P2Y receptors (P2YRs) are a family of G protein-coupled receptors activated by extracellular nucleotides. Physiological P2YR agonists include purine and pyrimidine nucleoside di- and triphosphates, such as ATP, ADP, UTP, UDP, nucleotide sugars, and dinucleotides. Eight subtypes exist, P2Y₁, P2Y₂, P2Y₄, P2Y₆, P2Y₁₁, P2Y₁₂, P2Y₁₃, and P2Y₁₄, which represent current or potential future drug targets. Here we provide a comprehensive overview of ligands for the subgroup of the P2YR family that is activated by uracil nucleotides: P2Y₂ (UTP, also ATP and dinucleotides), P2Y₄ (UTP), P2Y₆ (UDP), and P2Y₁₄ (UDP, UDP-glucose, UDP-galactose). The physiological agonists are metabolically unstable due to their fast hydrolysis by ectonucleotidases. A number of agonists with increased potency, subtype-selectivity and/or enzymatic stability have been developed in recent years. Useful P2Y₂R agonists include MRS2698 (6-01, highly selective) and PSB-1114 (6-05, increased metabolic stability).

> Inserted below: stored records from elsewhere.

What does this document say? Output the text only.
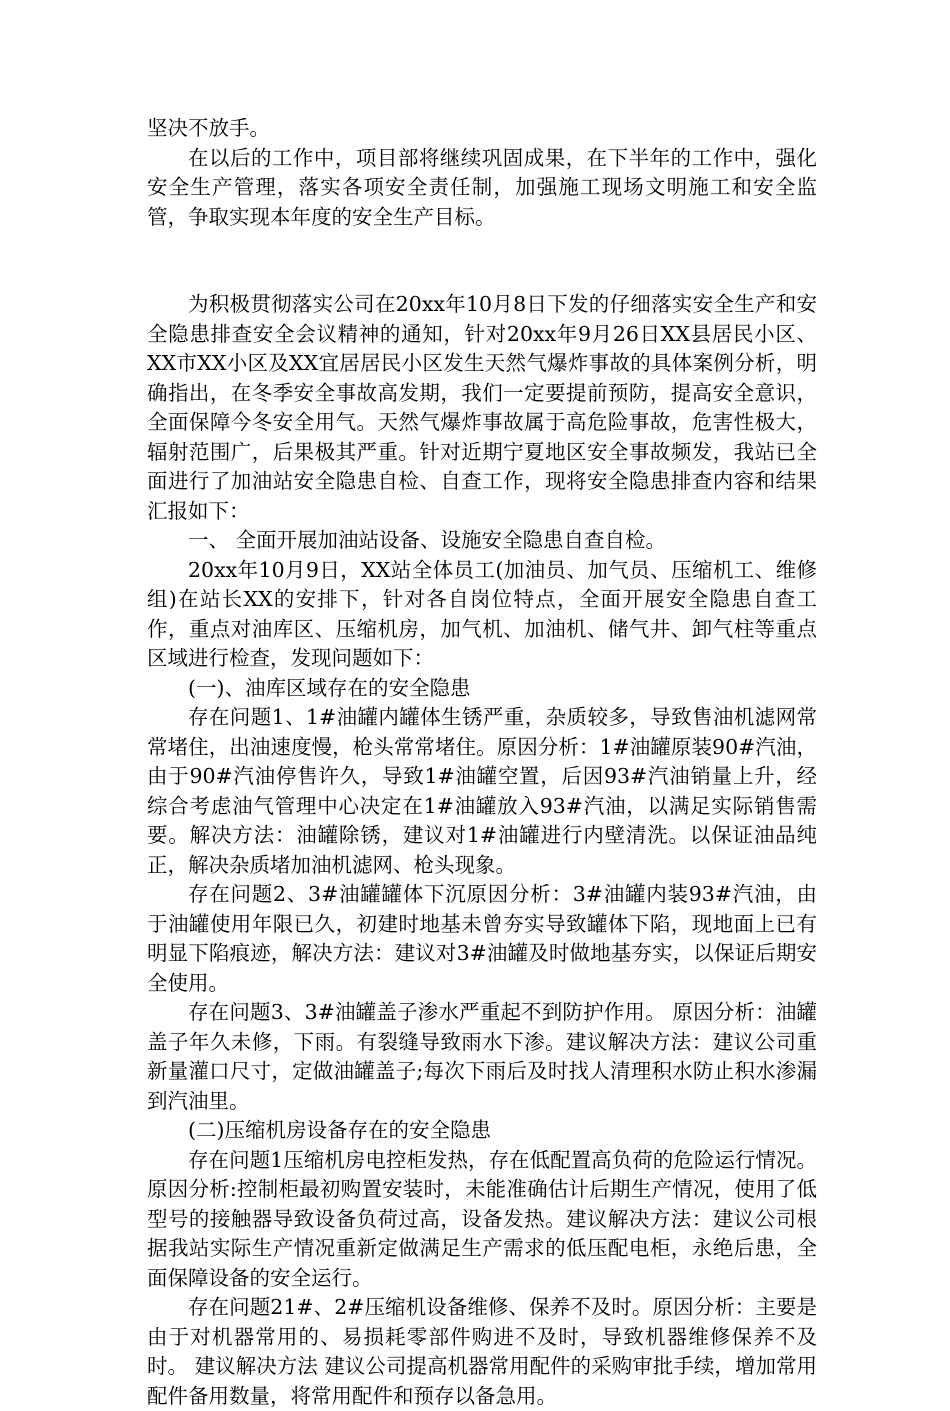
坚决不放手。

在以后的工作中，项目部将继续巩固成果，在下半年的工作中，强化安全生产管理，落实各项安全责任制，加强施工现场文明施工和安全监管，争取实现本年度的安全生产目标。

为积极贯彻落实公司在20xx年10月8日下发的仔细落实安全生产和安全隐患排查安全会议精神的通知，针对20xx年9月26日XX县居民小区、XX市XX小区及XX宜居居民小区发生天然气爆炸事故的具体案例分析，明确指出，在冬季安全事故高发期，我们一定要提前预防，提高安全意识，全面保障今冬安全用气。天然气爆炸事故属于高危险事故，危害性极大，辐射范围广，后果极其严重。针对近期宁夏地区安全事故频发，我站已全面进行了加油站安全隐患自检、自查工作，现将安全隐患排查内容和结果汇报如下：

一、 全面开展加油站设备、设施安全隐患自查自检。

20xx年10月9日，XX站全体员工(加油员、加气员、压缩机工、维修组)在站长XX的安排下，针对各自岗位特点，全面开展安全隐患自查工作，重点对油库区、压缩机房，加气机、加油机、储气井、卸气柱等重点区域进行检查，发现问题如下：

(一)、油库区域存在的安全隐患

存在问题1、1#油罐内罐体生锈严重，杂质较多，导致售油机滤网常常堵住，出油速度慢，枪头常常堵住。原因分析：1#油罐原装90#汽油，由于90#汽油停售许久，导致1#油罐空置，后因93#汽油销量上升，经综合考虑油气管理中心决定在1#油罐放入93#汽油，以满足实际销售需要。解决方法：油罐除锈，建议对1#油罐进行内壁清洗。以保证油品纯正，解决杂质堵加油机滤网、枪头现象。

存在问题2、3#油罐罐体下沉原因分析：3#油罐内装93#汽油，由于油罐使用年限已久，初建时地基未曾夯实导致罐体下陷，现地面上已有明显下陷痕迹，解决方法：建议对3#油罐及时做地基夯实，以保证后期安全使用。

存在问题3、3#油罐盖子渗水严重起不到防护作用。 原因分析：油罐盖子年久未修，下雨。有裂缝导致雨水下渗。建议解决方法：建议公司重新量灌口尺寸，定做油罐盖子;每次下雨后及时找人清理积水防止积水渗漏到汽油里。

(二)压缩机房设备存在的安全隐患

存在问题1压缩机房电控柜发热，存在低配置高负荷的危险运行情况。 原因分析:控制柜最初购置安装时，未能准确估计后期生产情况，使用了低型号的接触器导致设备负荷过高，设备发热。建议解决方法：建议公司根据我站实际生产情况重新定做满足生产需求的低压配电柜，永绝后患，全面保障设备的安全运行。

存在问题21#、2#压缩机设备维修、保养不及时。原因分析：主要是由于对机器常用的、易损耗零部件购进不及时，导致机器维修保养不及时。 建议解决方法 建议公司提高机器常用配件的采购审批手续，增加常用配件备用数量，将常用配件和预存以备急用。
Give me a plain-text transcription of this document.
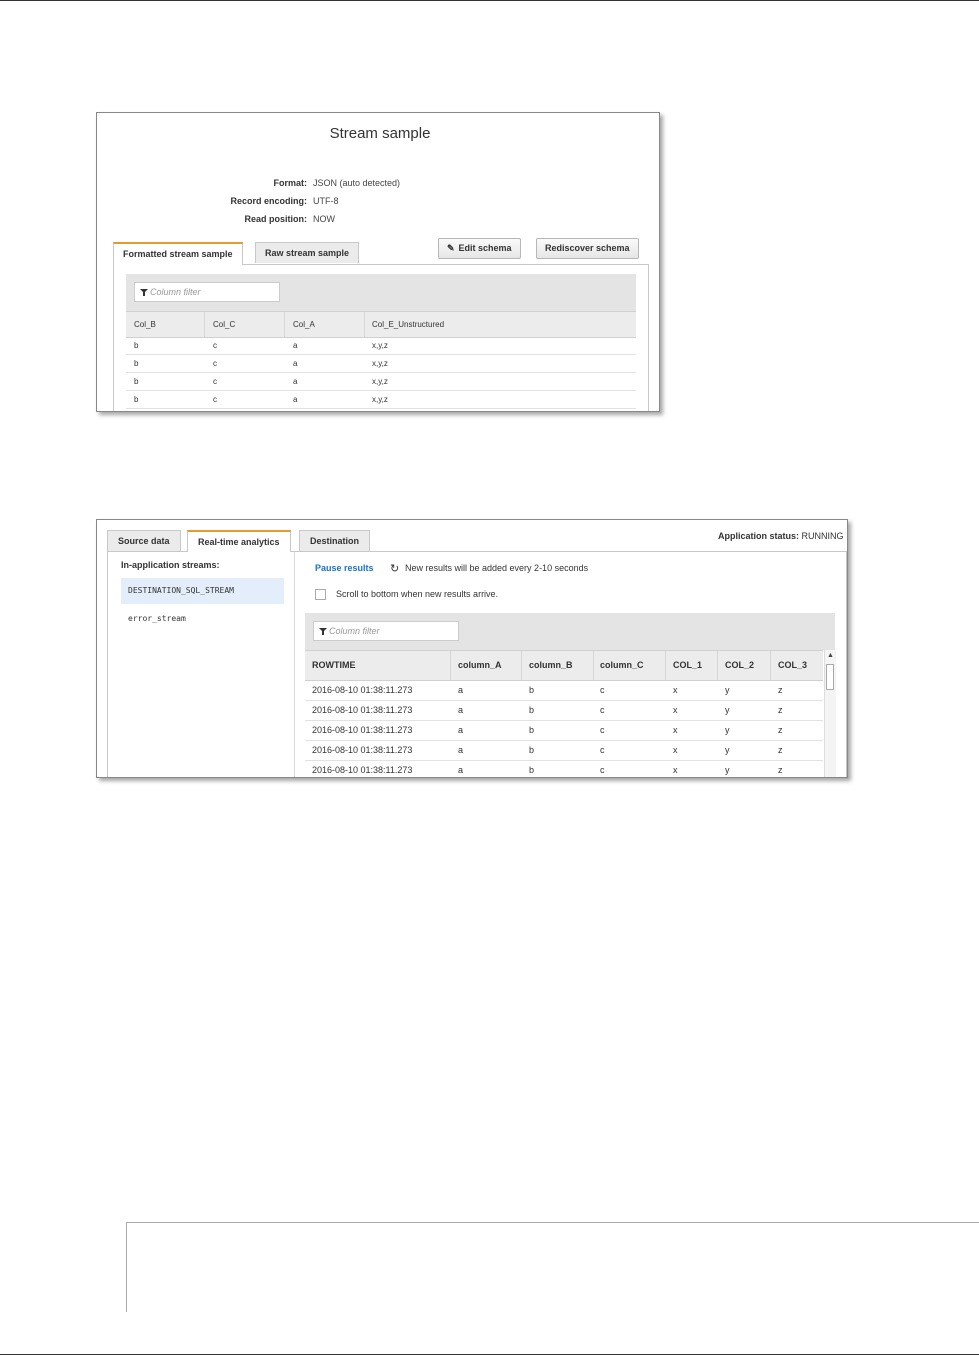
Stream sample
Format: JSON (auto detected)
Record encoding: UTF-8
Read position: NOW
Formatted stream sample	Raw stream sample	✎ Edit schema	Rediscover schema
Column filter
Col_B	Col_C	Col_A	Col_E_Unstructured
b	c	a	x,y,z
b	c	a	x,y,z
b	c	a	x,y,z
b	c	a	x,y,z
Source data	Real-time analytics	Destination	Application status: RUNNING
In-application streams:
DESTINATION_SQL_STREAM
error_stream
Pause results ↻ New results will be added every 2-10 seconds
Scroll to bottom when new results arrive.
Column filter
ROWTIME	column_A	column_B	column_C	COL_1	COL_2	COL_3
2016-08-10 01:38:11.273	a	b	c	x	y	z
2016-08-10 01:38:11.273	a	b	c	x	y	z
2016-08-10 01:38:11.273	a	b	c	x	y	z
2016-08-10 01:38:11.273	a	b	c	x	y	z
2016-08-10 01:38:11.273	a	b	c	x	y	z
▲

A potent and selective P2Y₂R antagonist is AR-C118925 (10-01). For studies of the P2Y₄R, MRS4062 (3-15) may be used as a selective agonist, while PSB-16133 (10-06) is a selective antagonist. Several potent P2Y₆R agonists have been developed including 5-methoxyuridine 5'-O-((R_p)α-boranodiphosphate) (6-12), PSB-0474 (3-11), and MRS2693 (3-26). The isocyanate MRS2578 (10-08) is used as a selective P2Y₆R antagonist, although its reactivity and low water-solubility are limiting. With MRS2905 (6-08), a potent and metabolically stable P2Y₁₄R agonist is available, while PPTN (10-14) represents a potent and selective P2Y₁₄R antagonist. The radioligand [³H]UDP can be used to label P2Y₁₄Rs. In addition, several fluorescent probes have been developed. Uracil nucleotide-activated P2YRs show great potential as drug targets, especially in inflammation, Cancer, cardiovascular and neurodegenerative diseases.